Opinion scientifique : faut-il éradiquer les moustiques ?

Responsables de 830 000 décès par an, le moustique est l’animal le plus meurtrier du monde, mais est-ce une bonne idée de l’éradiquer ? Jérémy Bouyer, chercheur entomologiste au Cirad, expert spécialiste de la lutte génétique contre les insectes vecteurs de maladies animales et humaines, a répondu à cette question dans un article de presse publié sur le site Cordis de l'Union Européenne. :

"Si l'on pense aux rats, il est toujours bon de les éradiquer sur les îles où ils ont été introduits", déclare Jérémy Bouyer, directeur de recherche au Cirad. "Franchement, Aedes albopictus et Aedes aegypti, on peut les considérer comme des rats volants".

Les moustiques sont des vecteurs de maladies telles que le paludisme et la fièvre jaune, responsables de la mort de millions d'êtres humains. Ils se développent dans les zones d'eau stagnante, qu'il s'agisse de marais ou d'eau contenue dans les déchets plastiques, les canettes et les vieux pneus.

"Si l'on éradique quelque chose que l'on vient d'introduire, on revient en fait à une situation d'équilibre", explique Jérémy Bouyer. "En revanche, lorsque l'espèce est endémique, il faut se demander s'il est judicieux de l'éradiquer ou non".

Chaque organisme d'un écosystème a un rôle spécifique à jouer, et sa disparition peut avoir des répercussions sur le réseau alimentaire : chaque espèce fait partie d’un réseau trophique. La disparition d'une espèce peut affaiblir l'ensemble d'un écosystème, voire le conduire à l'effondrement. Pour les moustiques, cela ne semble pas poser trop de problèmes, car leurs prédateurs - oiseaux, araignées et libellules - sont des généralistes qui mangent aussi d'autres insectes.
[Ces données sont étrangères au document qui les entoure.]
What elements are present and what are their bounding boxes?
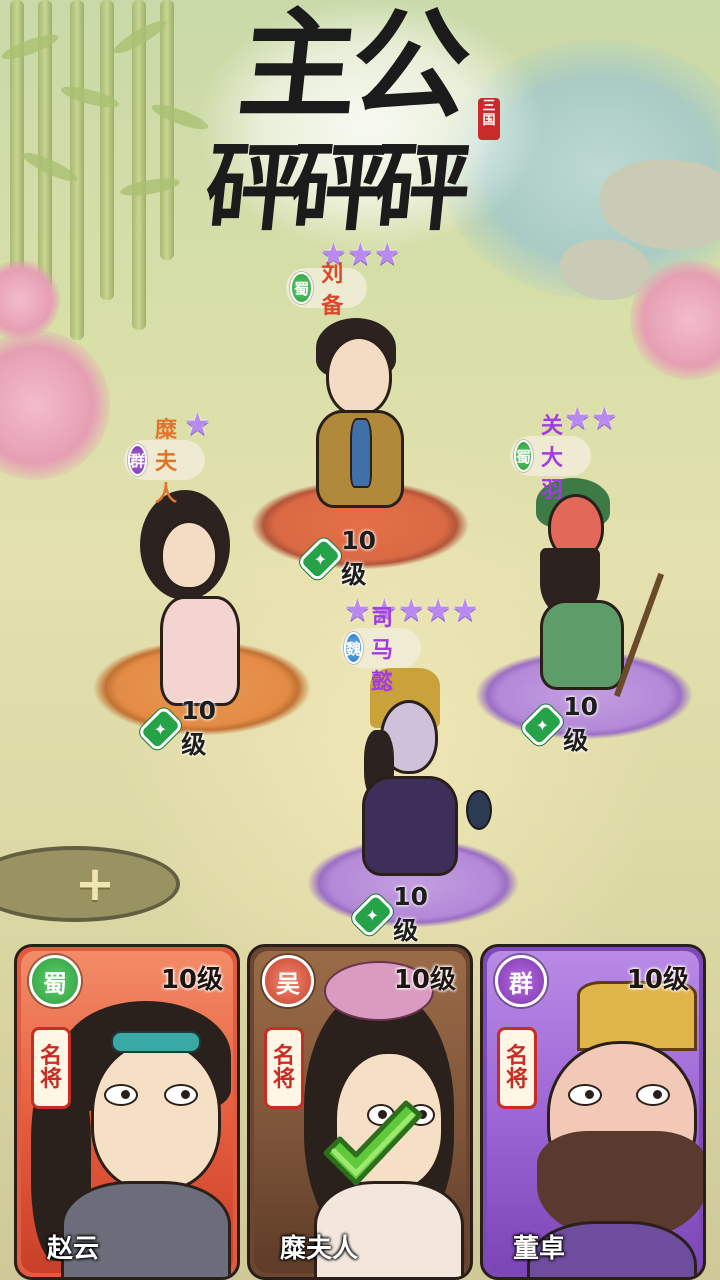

Mais les moustiques ne sont pas que de la nourriture. Prenons l'exemple d'Anopheles gambiae, vecteur du paludisme en Afrique. Les larves de cette espèce indigène hébergent et mangent des bactéries dont on pense qu'elles sont importantes pour le sol des marais, de sorte que leur élimination pourrait avoir des conséquences imprévues sur le microbiome. Pour de nombreux moustiques, il pourrait y avoir des rôles que nous ne connaissons même pas encore.

Faire tomber les moustiques du ciel

Avec l'arrivée des nouvelles technologies, la question de l'éradication des moustiques n'est plus seulement théorique. Il s'agit notamment de lâcher des moustiques mâles stériles élevés dans des usines pour empêcher les femelles de se reproduire, ou d'utiliser des gènes artificiels qui propagent rapidement la stérilité mâle au sein d'une population.

Dans le cadre du projet MOSQUAREL, soutenu par le Conseil européen de la recherche, Jérémy Bouyer et son équipe ont mis au point des drones capables de larguer des insectes stériles depuis le ciel. Les programmes de lâchers stériles sont ainsi beaucoup plus efficaces que la méthode actuelle, qui consiste à lâcher des moustiques dans des cages ouvertes à l'arrière de véhicules routiers ou en marchant.

Dilemmes éthiques

Le forçage génétique a été testé en laboratoire mais pas encore sur le terrain. Cela s'explique en partie par la crainte que les gènes modifiés ne se propagent à des espèces de moustiques apparentées à l’espèce cible. Toutes les nouvelles technologies ont tendance à susciter un certain niveau d'inquiétude, remarque Jérémy Bouyer : "Tout le monde est inquiet parce que c'est nouveau".

Les scientifiques et le public continueront à débattre de l'éthique et des aspects pratiques de l'élimination définitive des espèces de moustiques les plus problématiques. Cependant, l'alternative - notre utilisation généralisée d'insecticides nuisibles - devrait être prise en considération, selon Jérémy Bouyer, car ceux-ci tuent souvent de nombreuses autres espèces, et parfois même pas la cible. "En région parisienne, nous avons réduit la biodiversité des papillons de 90 %", note-t-il, "et nous n'avions pas l'intention de le faire".